Sur les frais liés au litige :

6. Mme A a obtenu le bénéfice de l'aide juridictionnelle totale. Il y a lieu de mettre à la charge de l'Etat la somme de 1 200 euros à verser à Me Bouillault, son avocate, sur le fondement des dispositions combinées des articles L.761-1 du code de justice administrative et 37 de la loi du 10 juillet 1991.

DECIDE :

Article 1er : L'arrêté préfectoral du 30 septembre 2022 et le jugement du tribunal administratif de Poitiers du 11 mai 2023 sont annulés.

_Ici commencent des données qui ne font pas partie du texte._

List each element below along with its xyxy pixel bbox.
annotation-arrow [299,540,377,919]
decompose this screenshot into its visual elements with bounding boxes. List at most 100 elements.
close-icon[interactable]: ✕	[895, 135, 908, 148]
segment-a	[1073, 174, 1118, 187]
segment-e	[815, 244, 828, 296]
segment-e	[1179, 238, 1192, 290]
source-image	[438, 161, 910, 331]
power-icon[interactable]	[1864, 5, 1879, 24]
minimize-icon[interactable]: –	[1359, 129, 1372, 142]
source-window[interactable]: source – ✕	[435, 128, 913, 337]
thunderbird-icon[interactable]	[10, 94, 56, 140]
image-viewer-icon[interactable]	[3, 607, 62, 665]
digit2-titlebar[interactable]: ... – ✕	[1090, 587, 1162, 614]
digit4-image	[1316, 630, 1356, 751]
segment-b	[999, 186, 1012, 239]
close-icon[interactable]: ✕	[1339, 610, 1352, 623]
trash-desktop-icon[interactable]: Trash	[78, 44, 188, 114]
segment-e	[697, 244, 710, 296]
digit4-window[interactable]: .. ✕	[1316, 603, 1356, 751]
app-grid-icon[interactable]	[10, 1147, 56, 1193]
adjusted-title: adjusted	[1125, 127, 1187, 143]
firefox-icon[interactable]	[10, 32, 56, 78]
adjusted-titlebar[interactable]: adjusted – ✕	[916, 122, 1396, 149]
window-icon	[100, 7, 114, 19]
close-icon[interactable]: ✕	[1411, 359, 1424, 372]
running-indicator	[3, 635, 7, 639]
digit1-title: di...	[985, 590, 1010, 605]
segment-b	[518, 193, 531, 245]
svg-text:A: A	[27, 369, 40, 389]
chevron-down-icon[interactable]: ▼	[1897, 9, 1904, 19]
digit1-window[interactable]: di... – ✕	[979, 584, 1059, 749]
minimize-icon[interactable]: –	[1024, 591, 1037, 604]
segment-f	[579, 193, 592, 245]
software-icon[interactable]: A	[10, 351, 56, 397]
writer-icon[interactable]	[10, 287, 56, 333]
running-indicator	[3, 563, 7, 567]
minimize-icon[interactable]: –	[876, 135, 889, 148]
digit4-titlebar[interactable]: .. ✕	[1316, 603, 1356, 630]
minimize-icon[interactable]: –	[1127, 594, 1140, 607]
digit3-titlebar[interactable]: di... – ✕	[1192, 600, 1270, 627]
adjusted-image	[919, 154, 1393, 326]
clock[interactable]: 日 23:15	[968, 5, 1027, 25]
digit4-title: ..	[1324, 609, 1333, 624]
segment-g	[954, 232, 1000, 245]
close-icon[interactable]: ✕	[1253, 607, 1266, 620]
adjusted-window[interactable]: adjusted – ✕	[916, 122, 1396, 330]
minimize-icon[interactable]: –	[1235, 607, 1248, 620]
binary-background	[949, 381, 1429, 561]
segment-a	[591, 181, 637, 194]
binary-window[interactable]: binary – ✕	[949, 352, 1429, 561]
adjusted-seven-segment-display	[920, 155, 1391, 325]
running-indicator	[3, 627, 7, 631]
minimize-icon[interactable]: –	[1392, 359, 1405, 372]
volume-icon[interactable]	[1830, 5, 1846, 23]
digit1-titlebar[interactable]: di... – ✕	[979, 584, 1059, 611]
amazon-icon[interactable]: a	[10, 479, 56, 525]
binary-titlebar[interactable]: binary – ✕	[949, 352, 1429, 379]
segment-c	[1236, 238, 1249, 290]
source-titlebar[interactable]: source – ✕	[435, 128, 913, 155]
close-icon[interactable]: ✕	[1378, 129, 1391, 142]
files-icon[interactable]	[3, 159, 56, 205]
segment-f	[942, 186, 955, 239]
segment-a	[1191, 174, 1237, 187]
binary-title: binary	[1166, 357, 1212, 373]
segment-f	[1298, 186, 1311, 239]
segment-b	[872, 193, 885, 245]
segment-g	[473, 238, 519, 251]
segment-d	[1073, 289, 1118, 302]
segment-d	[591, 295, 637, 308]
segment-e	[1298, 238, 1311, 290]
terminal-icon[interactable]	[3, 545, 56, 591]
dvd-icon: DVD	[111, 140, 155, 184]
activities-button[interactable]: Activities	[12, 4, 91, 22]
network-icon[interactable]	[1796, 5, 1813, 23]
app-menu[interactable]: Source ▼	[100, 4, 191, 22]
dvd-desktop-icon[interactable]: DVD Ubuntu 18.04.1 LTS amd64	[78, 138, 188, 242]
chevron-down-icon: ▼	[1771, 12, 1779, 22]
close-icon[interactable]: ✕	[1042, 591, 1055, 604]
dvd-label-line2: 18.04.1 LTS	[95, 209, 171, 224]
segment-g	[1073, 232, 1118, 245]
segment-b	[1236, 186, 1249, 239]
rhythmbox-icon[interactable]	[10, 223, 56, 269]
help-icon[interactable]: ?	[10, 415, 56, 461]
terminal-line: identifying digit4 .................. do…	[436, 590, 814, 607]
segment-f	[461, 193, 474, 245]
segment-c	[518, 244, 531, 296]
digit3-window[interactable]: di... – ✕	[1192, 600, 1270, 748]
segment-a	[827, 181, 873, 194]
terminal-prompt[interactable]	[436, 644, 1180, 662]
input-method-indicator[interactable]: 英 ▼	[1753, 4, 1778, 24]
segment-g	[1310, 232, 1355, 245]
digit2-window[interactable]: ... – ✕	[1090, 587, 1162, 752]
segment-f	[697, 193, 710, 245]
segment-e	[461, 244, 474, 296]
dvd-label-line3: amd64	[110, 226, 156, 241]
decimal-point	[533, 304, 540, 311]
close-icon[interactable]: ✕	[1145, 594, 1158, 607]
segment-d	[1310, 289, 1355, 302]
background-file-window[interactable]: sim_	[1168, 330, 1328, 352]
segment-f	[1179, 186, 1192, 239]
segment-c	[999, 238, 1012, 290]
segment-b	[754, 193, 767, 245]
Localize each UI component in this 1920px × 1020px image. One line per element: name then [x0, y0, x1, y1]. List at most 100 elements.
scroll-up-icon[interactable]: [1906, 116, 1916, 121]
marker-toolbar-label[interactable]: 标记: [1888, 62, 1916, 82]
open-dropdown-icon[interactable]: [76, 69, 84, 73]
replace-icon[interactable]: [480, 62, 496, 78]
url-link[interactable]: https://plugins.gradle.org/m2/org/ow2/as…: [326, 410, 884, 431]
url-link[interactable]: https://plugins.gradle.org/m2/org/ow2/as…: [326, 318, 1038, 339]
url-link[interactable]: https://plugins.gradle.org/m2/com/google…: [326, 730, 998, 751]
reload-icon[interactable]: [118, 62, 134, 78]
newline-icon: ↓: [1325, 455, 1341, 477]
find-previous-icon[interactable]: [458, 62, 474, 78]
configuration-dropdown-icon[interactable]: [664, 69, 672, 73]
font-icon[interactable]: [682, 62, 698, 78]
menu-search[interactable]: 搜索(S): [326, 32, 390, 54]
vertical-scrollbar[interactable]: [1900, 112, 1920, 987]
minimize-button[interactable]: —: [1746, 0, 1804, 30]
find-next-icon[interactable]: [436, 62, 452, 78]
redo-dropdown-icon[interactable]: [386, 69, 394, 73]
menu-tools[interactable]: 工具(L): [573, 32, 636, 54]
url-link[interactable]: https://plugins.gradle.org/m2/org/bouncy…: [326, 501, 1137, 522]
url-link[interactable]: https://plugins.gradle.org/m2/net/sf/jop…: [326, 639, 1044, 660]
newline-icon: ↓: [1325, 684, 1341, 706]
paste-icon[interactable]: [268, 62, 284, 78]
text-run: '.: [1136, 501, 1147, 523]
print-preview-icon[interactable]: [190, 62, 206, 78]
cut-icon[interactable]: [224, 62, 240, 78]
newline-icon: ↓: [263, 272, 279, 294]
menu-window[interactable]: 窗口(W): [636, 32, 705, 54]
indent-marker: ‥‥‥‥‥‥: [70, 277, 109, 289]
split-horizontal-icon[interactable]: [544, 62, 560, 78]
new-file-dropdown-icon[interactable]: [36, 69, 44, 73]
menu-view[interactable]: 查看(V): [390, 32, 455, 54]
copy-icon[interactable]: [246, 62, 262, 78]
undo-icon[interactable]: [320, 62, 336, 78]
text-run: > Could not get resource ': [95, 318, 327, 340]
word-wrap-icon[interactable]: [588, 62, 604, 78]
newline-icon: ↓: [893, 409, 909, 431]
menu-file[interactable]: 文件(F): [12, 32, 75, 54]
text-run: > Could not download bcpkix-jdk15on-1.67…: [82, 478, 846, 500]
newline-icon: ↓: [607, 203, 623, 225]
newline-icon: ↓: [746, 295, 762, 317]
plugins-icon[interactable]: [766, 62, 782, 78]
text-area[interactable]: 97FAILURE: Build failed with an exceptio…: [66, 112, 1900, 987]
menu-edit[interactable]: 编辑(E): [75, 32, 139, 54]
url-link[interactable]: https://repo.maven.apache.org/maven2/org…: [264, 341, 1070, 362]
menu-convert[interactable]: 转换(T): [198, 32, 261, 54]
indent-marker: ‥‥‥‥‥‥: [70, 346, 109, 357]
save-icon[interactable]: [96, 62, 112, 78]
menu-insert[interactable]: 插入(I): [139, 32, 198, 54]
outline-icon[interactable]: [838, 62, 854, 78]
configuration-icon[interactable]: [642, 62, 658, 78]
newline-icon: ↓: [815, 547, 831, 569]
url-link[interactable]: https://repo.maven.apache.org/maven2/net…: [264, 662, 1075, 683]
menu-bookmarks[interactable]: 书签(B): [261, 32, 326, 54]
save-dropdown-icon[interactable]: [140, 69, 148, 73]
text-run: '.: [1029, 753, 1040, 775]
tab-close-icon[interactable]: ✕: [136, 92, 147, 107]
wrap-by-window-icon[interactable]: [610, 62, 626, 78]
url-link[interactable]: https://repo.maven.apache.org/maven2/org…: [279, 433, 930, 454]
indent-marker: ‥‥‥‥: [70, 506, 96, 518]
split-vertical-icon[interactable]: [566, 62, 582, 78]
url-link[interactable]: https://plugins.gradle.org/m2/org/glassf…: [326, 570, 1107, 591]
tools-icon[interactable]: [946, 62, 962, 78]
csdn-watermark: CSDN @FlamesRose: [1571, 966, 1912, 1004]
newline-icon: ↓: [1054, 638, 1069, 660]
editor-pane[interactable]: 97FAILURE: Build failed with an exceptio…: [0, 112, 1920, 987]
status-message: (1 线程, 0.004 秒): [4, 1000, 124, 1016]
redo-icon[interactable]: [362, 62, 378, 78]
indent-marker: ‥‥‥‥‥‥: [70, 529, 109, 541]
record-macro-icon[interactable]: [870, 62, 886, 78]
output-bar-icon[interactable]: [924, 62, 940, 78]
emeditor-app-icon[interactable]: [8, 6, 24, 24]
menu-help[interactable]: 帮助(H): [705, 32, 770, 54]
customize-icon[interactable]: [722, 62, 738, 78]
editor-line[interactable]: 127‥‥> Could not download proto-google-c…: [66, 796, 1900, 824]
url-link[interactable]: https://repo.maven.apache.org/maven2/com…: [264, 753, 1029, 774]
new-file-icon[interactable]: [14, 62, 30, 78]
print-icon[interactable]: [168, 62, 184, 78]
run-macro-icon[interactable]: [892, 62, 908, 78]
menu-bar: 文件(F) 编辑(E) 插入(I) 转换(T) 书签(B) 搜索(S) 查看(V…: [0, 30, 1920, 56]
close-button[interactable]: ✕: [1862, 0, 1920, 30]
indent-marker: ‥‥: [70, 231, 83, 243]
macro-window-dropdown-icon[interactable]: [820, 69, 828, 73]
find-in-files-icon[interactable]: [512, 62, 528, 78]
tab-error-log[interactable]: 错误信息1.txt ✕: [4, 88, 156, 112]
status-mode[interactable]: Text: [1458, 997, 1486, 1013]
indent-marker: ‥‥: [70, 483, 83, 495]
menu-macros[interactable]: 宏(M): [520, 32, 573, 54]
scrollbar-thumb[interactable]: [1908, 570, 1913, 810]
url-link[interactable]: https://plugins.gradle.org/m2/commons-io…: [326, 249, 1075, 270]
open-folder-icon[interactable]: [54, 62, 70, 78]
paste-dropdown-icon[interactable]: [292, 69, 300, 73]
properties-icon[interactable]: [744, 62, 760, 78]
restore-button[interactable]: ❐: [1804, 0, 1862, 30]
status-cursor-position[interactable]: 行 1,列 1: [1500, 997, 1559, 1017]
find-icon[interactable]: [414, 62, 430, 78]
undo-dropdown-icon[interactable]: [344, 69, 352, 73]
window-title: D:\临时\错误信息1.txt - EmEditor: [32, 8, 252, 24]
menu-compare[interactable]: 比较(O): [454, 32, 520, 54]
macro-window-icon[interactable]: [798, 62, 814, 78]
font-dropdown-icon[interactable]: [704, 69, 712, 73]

Article 2 : Il est enjoint à la préfète des Deux-Sèvres de délivrer à Mme A une carte de séjour temporaire portant la mention " vie privée et familiale " dans un délai de trois mois à compter de la notification du présent arrêt.

Article 3 : L'Etat versera à Me Bouillault la somme de 1 200 euros sur le fondement de l'article 37 de la loi du 10 juillet 1991.

Article 4 : Le surplus des conclusions de Mme A est rejeté.

Article 5 : Le présent arrêt sera notifié à Mme B E A, au ministre de l'intérieur et des outre-mer, à la préfète des Deux-Sèvres et à Me Bouillault.

Délibéré après l'audience du 26 mars 2024 à laquelle siégeaient :

Mme Catherine Girault, présidente,

Mme Anne Meyer, présidente assesseure,

M. Olivier Cotte, premier conseiller.

Rendu public par mise à disposition au greffe, le 18 avril 2024.

Le rapporteur,

Olivier Cotte

La présidente,

Catherine Girault

La greffière,

Virginie Guillout

La République mande et ordonne au ministre de l'intérieur et des outre-mer en ce qui le concerne ou à tous commissaires de justice à ce requis en ce qui concerne les voies de droit commun contre les parties privées, de pourvoir à l'exécution de la présente décision.